The Subversion Project: Buiding a Better CVS
If you work on any kind of open-source project, you've probably worked with CVS. You probably remember the first time you learned to do an anonymous checkout of a source tree over the Net, your first commit or learning how to look at CVS diffs. And then the fateful day came: you asked your friend how to rename a file. “You can't”, was the reply.
“What? What do you mean?” you asked.
“Well, you can delete the file from the repository and then re-add it under a new name.”
“Yes, but then nobody would know it had been renamed.”
“Let's call the CVS administrator. She can hand-edit the repository's RCS files for us and possibly make things work.”
“And by the way, don't try to delete a directory either.”
You rolled your eyes and groaned. How could such simple tasks be so difficult?
No doubt about it, CVS has evolved into the standard software configuration management (SCM) system of the Open Source community, and rightly so. CVS is free software and has a wonderful nonlocking development model that allows hundreds of far-flung programmers to collaborate. In fact, one might argue that, without CVS, it's doubtful whether sites like Freshmeat or SourceForge ever would have flourished as they do now. CVS and its semi-chaotic development model have become an essential part of Open Source culture.
So what's wrong with CVS? Because it uses the RCS storage system under the hood, CVS can only track file contents, not tree structures. As a result, the user has no way to copy, move or rename items without losing history. Tree rearrangements are always ugly server-side tweaks.
The RCS back end cannot store binary files efficiently, and branching and tagging operations can become very slow. CVS also uses the network inefficiently; many users are annoyed by long waits, because file differences are sent in only one direction (from server to client, but not from client to server), and binary files are always transmitted in their entirety.
From a developer's standpoint, the CVS codebase is the result of layers upon layers of historical “hacks”. (Remember that CVS began life as a collection of shell scripts to drive RCS.) This makes the code difficult to understand, maintain or extend. For example, CVS's networking ability was essentially stapled on. It was never designed to be a native client/server system.
Rectifying CVS's problems is a huge task, and we've only listed a few of the many common complaints here.
In 1995, Karl Fogel and Jim Blandy founded Cyclic Software, a company for commercially supporting and improving CVS. Cyclic made the first public release of a network-enabled CVS (contributed by Cygnus software). In 1999, Karl Fogel published a book about CVS and the open-source development model it enables (cvsbook.red-bean.com). Karl and Jim had long talked about writing a replacement for CVS; Jim even had drafted a new, theoretical repository design. Finally, in February 2000, Brian Behlendorf of Collabnet (www.collab.net) offered Karl a full-time job to write a CVS replacement.
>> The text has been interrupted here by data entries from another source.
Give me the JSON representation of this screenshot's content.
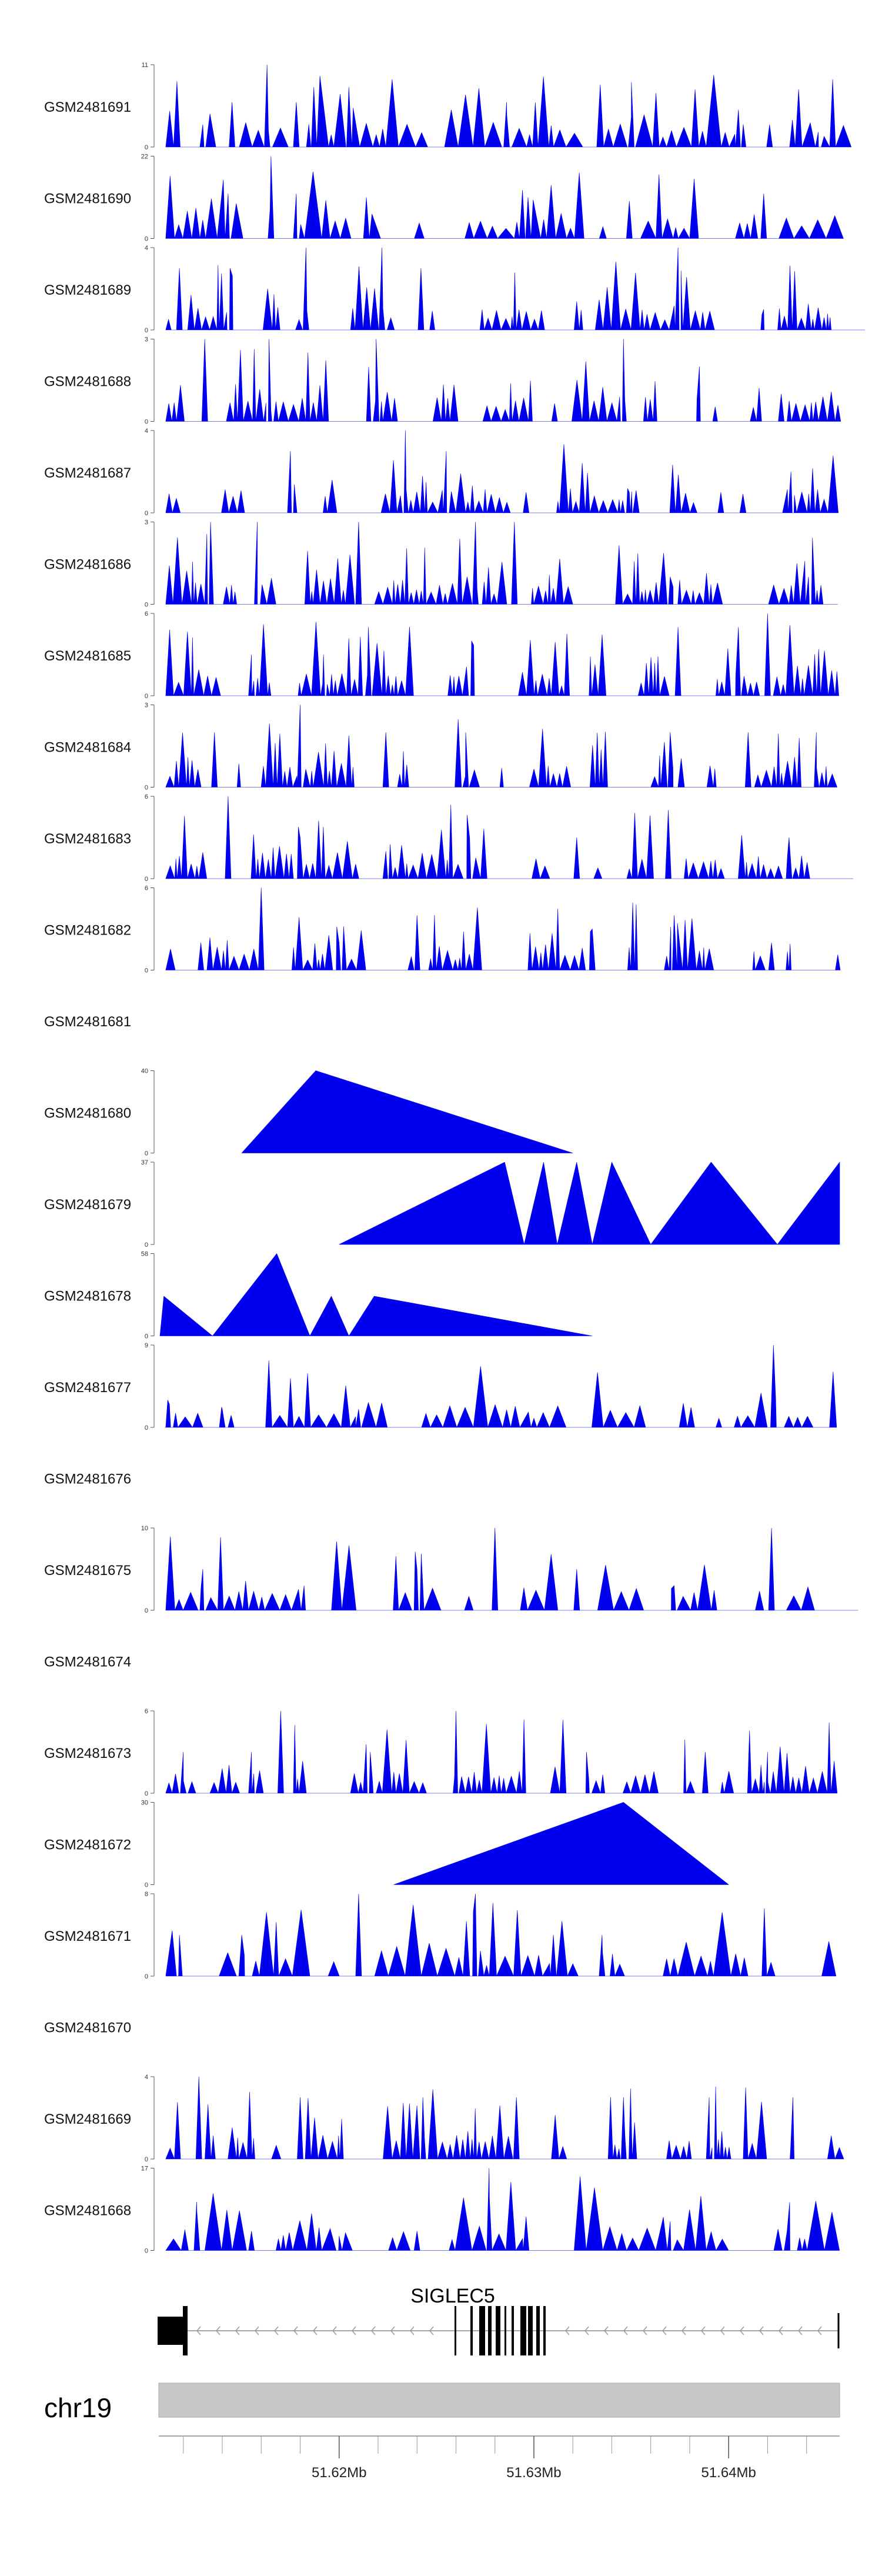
{
  "chart_data": {
    "type": "area",
    "title": "",
    "fill_color": "#0000ee",
    "chromosome": "chr19",
    "gene": {
      "name": "SIGLEC5",
      "strand": "-"
    },
    "x_axis": {
      "unit": "Mb",
      "range": [
        51.6108,
        51.6457
      ],
      "ticks": [
        {
          "value": 51.62,
          "label": "51.62Mb"
        },
        {
          "value": 51.63,
          "label": "51.63Mb"
        },
        {
          "value": 51.64,
          "label": "51.64Mb"
        }
      ]
    },
    "tracks": [
      {
        "sample": "GSM2481691",
        "ymax": 11,
        "ymax_label": "11",
        "ymin_label": "0",
        "peaks": [
          [
            51.613,
            3
          ],
          [
            51.6145,
            6
          ],
          [
            51.6163,
            11
          ],
          [
            51.6178,
            6
          ],
          [
            51.6187,
            8
          ],
          [
            51.6205,
            8
          ],
          [
            51.6286,
            6
          ],
          [
            51.635,
            4
          ],
          [
            51.6405,
            5
          ],
          [
            51.6421,
            3
          ],
          [
            51.6446,
            2
          ]
        ]
      },
      {
        "sample": "GSM2481690",
        "ymax": 22,
        "ymax_label": "22",
        "ymin_label": "0",
        "peaks": [
          [
            51.6143,
            12
          ],
          [
            51.6165,
            22
          ],
          [
            51.6178,
            12
          ],
          [
            51.6214,
            11
          ],
          [
            51.6297,
            11
          ],
          [
            51.6349,
            10
          ],
          [
            51.6418,
            12
          ]
        ]
      },
      {
        "sample": "GSM2481689",
        "ymax": 4,
        "ymax_label": "4",
        "ymin_label": "0",
        "peaks": [
          [
            51.6118,
            3
          ],
          [
            51.6144,
            3
          ],
          [
            51.6183,
            4
          ],
          [
            51.6222,
            4
          ],
          [
            51.6242,
            3
          ],
          [
            51.6374,
            4
          ],
          [
            51.6418,
            1
          ]
        ]
      },
      {
        "sample": "GSM2481688",
        "ymax": 3,
        "ymax_label": "3",
        "ymin_label": "0",
        "peaks": [
          [
            51.6131,
            3
          ],
          [
            51.6164,
            3
          ],
          [
            51.6219,
            3
          ],
          [
            51.6346,
            3
          ],
          [
            51.6385,
            2
          ],
          [
            51.6427,
            1
          ]
        ]
      },
      {
        "sample": "GSM2481687",
        "ymax": 4,
        "ymax_label": "4",
        "ymin_label": "0",
        "peaks": [
          [
            51.6175,
            3
          ],
          [
            51.6234,
            4
          ],
          [
            51.6255,
            3
          ],
          [
            51.6296,
            1
          ],
          [
            51.6349,
            1
          ],
          [
            51.6396,
            1
          ],
          [
            51.6432,
            2
          ]
        ]
      },
      {
        "sample": "GSM2481686",
        "ymax": 3,
        "ymax_label": "3",
        "ymin_label": "0",
        "peaks": [
          [
            51.6134,
            3
          ],
          [
            51.6158,
            3
          ],
          [
            51.621,
            3
          ],
          [
            51.627,
            3
          ],
          [
            51.629,
            3
          ],
          [
            51.637,
            1
          ],
          [
            51.6441,
            1
          ]
        ]
      },
      {
        "sample": "GSM2481685",
        "ymax": 6,
        "ymax_label": "6",
        "ymin_label": "0",
        "peaks": [
          [
            51.6155,
            3
          ],
          [
            51.6192,
            3
          ],
          [
            51.6215,
            5
          ],
          [
            51.6268,
            4
          ],
          [
            51.6374,
            5
          ],
          [
            51.6405,
            5
          ],
          [
            51.642,
            6
          ]
        ]
      },
      {
        "sample": "GSM2481684",
        "ymax": 3,
        "ymax_label": "3",
        "ymin_label": "0",
        "peaks": [
          [
            51.6136,
            2
          ],
          [
            51.618,
            3
          ],
          [
            51.6224,
            2
          ],
          [
            51.6265,
            2
          ],
          [
            51.637,
            2
          ],
          [
            51.641,
            2
          ],
          [
            51.6445,
            2
          ]
        ]
      },
      {
        "sample": "GSM2481683",
        "ymax": 6,
        "ymax_label": "6",
        "ymin_label": "0",
        "peaks": [
          [
            51.6143,
            6
          ],
          [
            51.618,
            3
          ],
          [
            51.6224,
            2
          ],
          [
            51.6267,
            3
          ],
          [
            51.6322,
            3
          ],
          [
            51.6369,
            5
          ],
          [
            51.6431,
            3
          ]
        ]
      },
      {
        "sample": "GSM2481682",
        "ymax": 6,
        "ymax_label": "6",
        "ymin_label": "0",
        "peaks": [
          [
            51.6129,
            2
          ],
          [
            51.616,
            6
          ],
          [
            51.62,
            2
          ],
          [
            51.624,
            4
          ],
          [
            51.633,
            3
          ],
          [
            51.6372,
            4
          ],
          [
            51.6422,
            2
          ]
        ]
      },
      {
        "sample": "GSM2481681",
        "ymax": null,
        "ymax_label": "",
        "ymin_label": "",
        "peaks": []
      },
      {
        "sample": "GSM2481680",
        "ymax": 40,
        "ymax_label": "40",
        "ymin_label": "0",
        "peaks": [
          [
            51.6188,
            40
          ]
        ]
      },
      {
        "sample": "GSM2481679",
        "ymax": 37,
        "ymax_label": "37",
        "ymin_label": "0",
        "peaks": [
          [
            51.6285,
            37
          ],
          [
            51.6305,
            37
          ],
          [
            51.6322,
            37
          ],
          [
            51.6348,
            37
          ],
          [
            51.6391,
            37
          ],
          [
            51.6445,
            37
          ]
        ]
      },
      {
        "sample": "GSM2481678",
        "ymax": 58,
        "ymax_label": "58",
        "ymin_label": "0",
        "peaks": [
          [
            51.6123,
            28
          ],
          [
            51.6168,
            58
          ],
          [
            51.6196,
            28
          ],
          [
            51.6218,
            28
          ]
        ]
      },
      {
        "sample": "GSM2481677",
        "ymax": 9,
        "ymax_label": "9",
        "ymin_label": "0",
        "peaks": [
          [
            51.6112,
            3
          ],
          [
            51.614,
            2
          ],
          [
            51.621,
            2
          ],
          [
            51.63,
            1
          ],
          [
            51.6395,
            1
          ],
          [
            51.6423,
            9
          ]
        ]
      },
      {
        "sample": "GSM2481676",
        "ymax": null,
        "ymax_label": "",
        "ymin_label": "",
        "peaks": []
      },
      {
        "sample": "GSM2481675",
        "ymax": 10,
        "ymax_label": "10",
        "ymin_label": "0",
        "peaks": [
          [
            51.613,
            5
          ],
          [
            51.6182,
            3
          ],
          [
            51.624,
            5
          ],
          [
            51.628,
            10
          ],
          [
            51.6322,
            5
          ],
          [
            51.6372,
            3
          ],
          [
            51.6422,
            10
          ]
        ]
      },
      {
        "sample": "GSM2481674",
        "ymax": null,
        "ymax_label": "",
        "ymin_label": "",
        "peaks": []
      },
      {
        "sample": "GSM2481673",
        "ymax": 6,
        "ymax_label": "6",
        "ymin_label": "0",
        "peaks": [
          [
            51.612,
            3
          ],
          [
            51.6155,
            3
          ],
          [
            51.617,
            6
          ],
          [
            51.6216,
            3
          ],
          [
            51.626,
            6
          ],
          [
            51.6327,
            3
          ],
          [
            51.6388,
            3
          ],
          [
            51.642,
            3
          ]
        ]
      },
      {
        "sample": "GSM2481672",
        "ymax": 30,
        "ymax_label": "30",
        "ymin_label": "0",
        "peaks": [
          [
            51.6346,
            30
          ]
        ]
      },
      {
        "sample": "GSM2481671",
        "ymax": 8,
        "ymax_label": "8",
        "ymin_label": "0",
        "peaks": [
          [
            51.6118,
            4
          ],
          [
            51.615,
            4
          ],
          [
            51.621,
            8
          ],
          [
            51.627,
            8
          ],
          [
            51.631,
            4
          ],
          [
            51.6335,
            4
          ]
        ]
      },
      {
        "sample": "GSM2481670",
        "ymax": null,
        "ymax_label": "",
        "ymin_label": "",
        "peaks": []
      },
      {
        "sample": "GSM2481669",
        "ymax": 4,
        "ymax_label": "4",
        "ymin_label": "0",
        "peaks": [
          [
            51.6128,
            4
          ],
          [
            51.618,
            3
          ],
          [
            51.6243,
            3
          ],
          [
            51.6291,
            3
          ],
          [
            51.6346,
            3
          ],
          [
            51.639,
            3
          ],
          [
            51.6433,
            3
          ]
        ]
      },
      {
        "sample": "GSM2481668",
        "ymax": 17,
        "ymax_label": "17",
        "ymin_label": "0",
        "peaks": [
          [
            51.6127,
            8
          ],
          [
            51.6155,
            4
          ],
          [
            51.62,
            3
          ],
          [
            51.624,
            4
          ],
          [
            51.6277,
            17
          ],
          [
            51.6296,
            7
          ],
          [
            51.637,
            6
          ],
          [
            51.643,
            4
          ]
        ]
      }
    ]
  }
}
Karl gathered a team and work began in May.
The team settled on a few simple goals: it was decided that Subversion would be designed as a functional replacement for CVS. It would do everything that CVS does, preserving the same development model while fixing the flaws in CVS's (lack of) design. Existing CVS users would be the target audience; any CVS user should be able to start using Subversion with little effort. Any other bonus features were decided to be of secondary importance (at least before a 1.0 release).
At the time of this writing, the original team has been coding for a little over a year, and we have a number of excellent volunteer contributors. (Subversion, like CVS, is an open-source project.)
Here's a quick rundown of some of the reasons you should be excited about Subversion:
Real copies and renames: the Subversion repository doesn't use RCS files at all; instead, it implements a virtual versioned filesystem that tracks tree structures over time (described below). Files and directories are versioned. At last there are real client-side mv and cp commands that behave just as you think.
Atomic commits: a commit either goes into the repository completely or not all.
Advanced network layer: the Subversion network server is Apache, and client and server speak WebDAV(2) to each other. (See the “Subversion Design” section below.)
Faster network access: a binary diffing algorithm is used to store and transmit deltas in both directions, regardless of whether a file is of text or binary type.
Filesystem properties: each file or directory has an invisible hash table attached. You can invent and store any arbitrary key/value pairs you wish: owner, perms, icons, app-owner, MIME type, personal notes, etc. This is a general-purpose feature for users. Properties are versioned, just like file contents. And some properties are auto-detected, like the MIME type of a file (no more remembering to use the -kb switch).
Extensible and hackable: Subversion has no historical baggage; it was designed and implemented as a collection of shared C libraries with well defined APIs. This makes Subversion extremely maintainable and usable by other applications and languages.
Easy migration: the Subversion command-line client is very similar to CVS; the development model is the same, so CVS users should have little trouble making the switch. Development of a cvs2svn repository converter is in progress.
It's free: Subversion is released under an Apache/BSD-style, open-source license.